The COVID-19 pandemic for the first time made workplace flexibility a key determinant of companies’ ability to respond to a crisis, on a par with financial and investment flexibility.
That’s the takeaway from research by Duke PhD student John W. Barry, Cornell’s Murillo Campello, Duke’s John R. Graham, and Chicago Booth’s Yueran Ma. While businesses with financial flexibility were best equipped to weather the 2008–09 financial crisis, the researchers find that in the pandemic, companies whose employees could work remotely are coming through with the best prospects.
“High workplace-flexibility firms foresee continuation of remote work, stronger employment recovery, and shifting away from traditional capital investment, whereas low workplace-flexibility firms will rely more on automation to replace labor,” they write. “The COVID-19 shock appears to accelerate automation adoption” particularly in sectors with low workplace flexibility, raising “the prospect of a ‘robot-led recovery’ in these industries.”
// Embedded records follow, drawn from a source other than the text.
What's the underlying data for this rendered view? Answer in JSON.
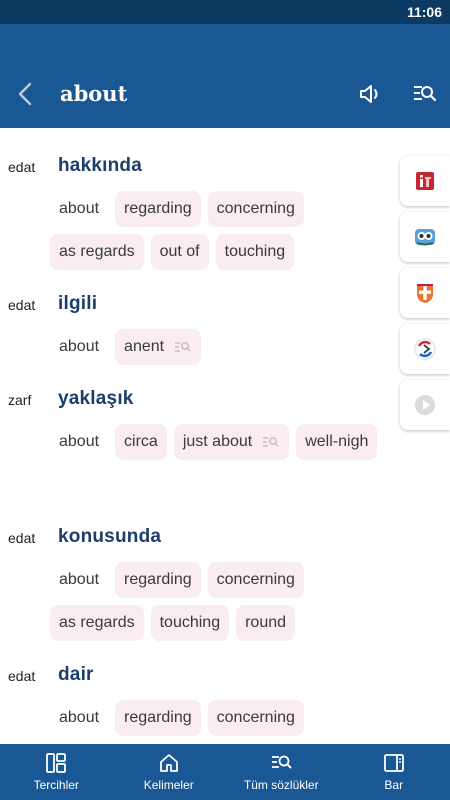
{
  "status": {
    "time": "11:06"
  },
  "header": {
    "title": "about",
    "back_icon": "back-arrow-icon",
    "speaker_icon": "speaker-icon",
    "search_icon": "search-list-icon"
  },
  "entries": [
    {
      "pos": "edat",
      "word": "hakkında",
      "chips": [
        "about",
        "regarding",
        "concerning",
        "as regards",
        "out of",
        "touching"
      ]
    },
    {
      "pos": "edat",
      "word": "ilgili",
      "chips": [
        "about",
        "anent"
      ]
    },
    {
      "pos": "zarf",
      "word": "yaklaşık",
      "chips": [
        "about",
        "circa",
        "just about",
        "well-nigh"
      ]
    },
    {
      "pos": "edat",
      "word": "konusunda",
      "chips": [
        "about",
        "regarding",
        "concerning",
        "as regards",
        "touching",
        "round"
      ]
    },
    {
      "pos": "edat",
      "word": "dair",
      "chips": [
        "about",
        "regarding",
        "concerning"
      ]
    }
  ],
  "side_icons": [
    "red-dictionary-icon",
    "owl-dictionary-icon",
    "cross-shield-icon",
    "recycle-circle-icon",
    "play-icon"
  ],
  "bottom_nav": [
    {
      "label": "Tercihler",
      "icon": "preferences-icon"
    },
    {
      "label": "Kelimeler",
      "icon": "home-icon"
    },
    {
      "label": "Tüm sözlükler",
      "icon": "search-list-icon"
    },
    {
      "label": "Bar",
      "icon": "sidebar-panel-icon"
    }
  ],
  "colors": {
    "appbar": "#1a5895",
    "statusbar": "#0d3a63",
    "chip": "#f9edf0",
    "headword": "#1b3e6b"
  }
}
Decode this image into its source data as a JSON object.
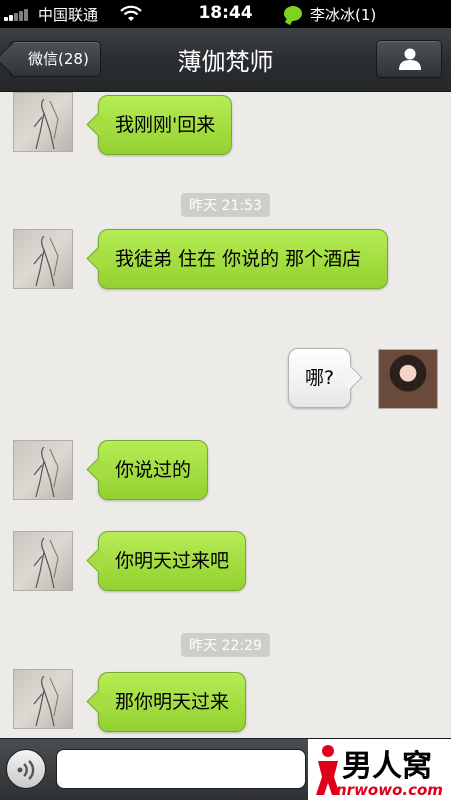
{
  "status_bar": {
    "carrier": "中国联通",
    "time": "18:44",
    "notification": "李冰冰(1)"
  },
  "nav": {
    "back_label": "微信(28)",
    "title": "薄伽梵师"
  },
  "messages": [
    {
      "side": "left",
      "text": "我刚刚'回来"
    },
    {
      "type": "timestamp",
      "text": "昨天 21:53"
    },
    {
      "side": "left",
      "text": "我徒弟  住在  你说的  那个酒店"
    },
    {
      "side": "right",
      "text": "哪?"
    },
    {
      "side": "left",
      "text": "你说过的"
    },
    {
      "side": "left",
      "text": "你明天过来吧"
    },
    {
      "type": "timestamp",
      "text": "昨天 22:29"
    },
    {
      "side": "left",
      "text": "那你明天过来"
    }
  ],
  "input": {
    "value": "",
    "placeholder": ""
  },
  "watermark": {
    "title": "男人窝",
    "url": "nrwowo.com"
  },
  "colors": {
    "bubble_green": "#a5de42",
    "nav_dark": "#2b2e31",
    "timestamp_bg": "#cfcdc8"
  }
}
The researchers surveyed 520 CFOs representing a cross section of American businesses from February through April 2020, asking their outlook about revenue, employment, and capital spending. They conducted follow-up soundings in June, September, and December. The study defines financial flexibility as a company’s access to internal funds and external financing, investment flexibility as the power to adjust the timing of capital expenditures, and workplace flexibility as the ability for employees to work remotely.
As in 2008, when CFOs were surveyed by Campello, Graham, and Duke’s Campbell R. Harvey, CFOs with more financial flexibility said they expected higher employment and capital expenditure growth in 2020. But they also reported that workplace flexibility has a new importance. In the 2008–09 financial crisis, workplace flexibility didn’t play a role in a company’s outlook, while this time, executives at businesses with greater workplace flexibility projected significantly higher employment growth than those with less. Companies in the top quartile of workplace flexibility predicted 3–4 percentage points more employment growth than companies in the bottom quartile.
Companies with low workplace flexibility expected less rosy conditions and planned to delay capital expenditures if they had the investment flexibility to do so.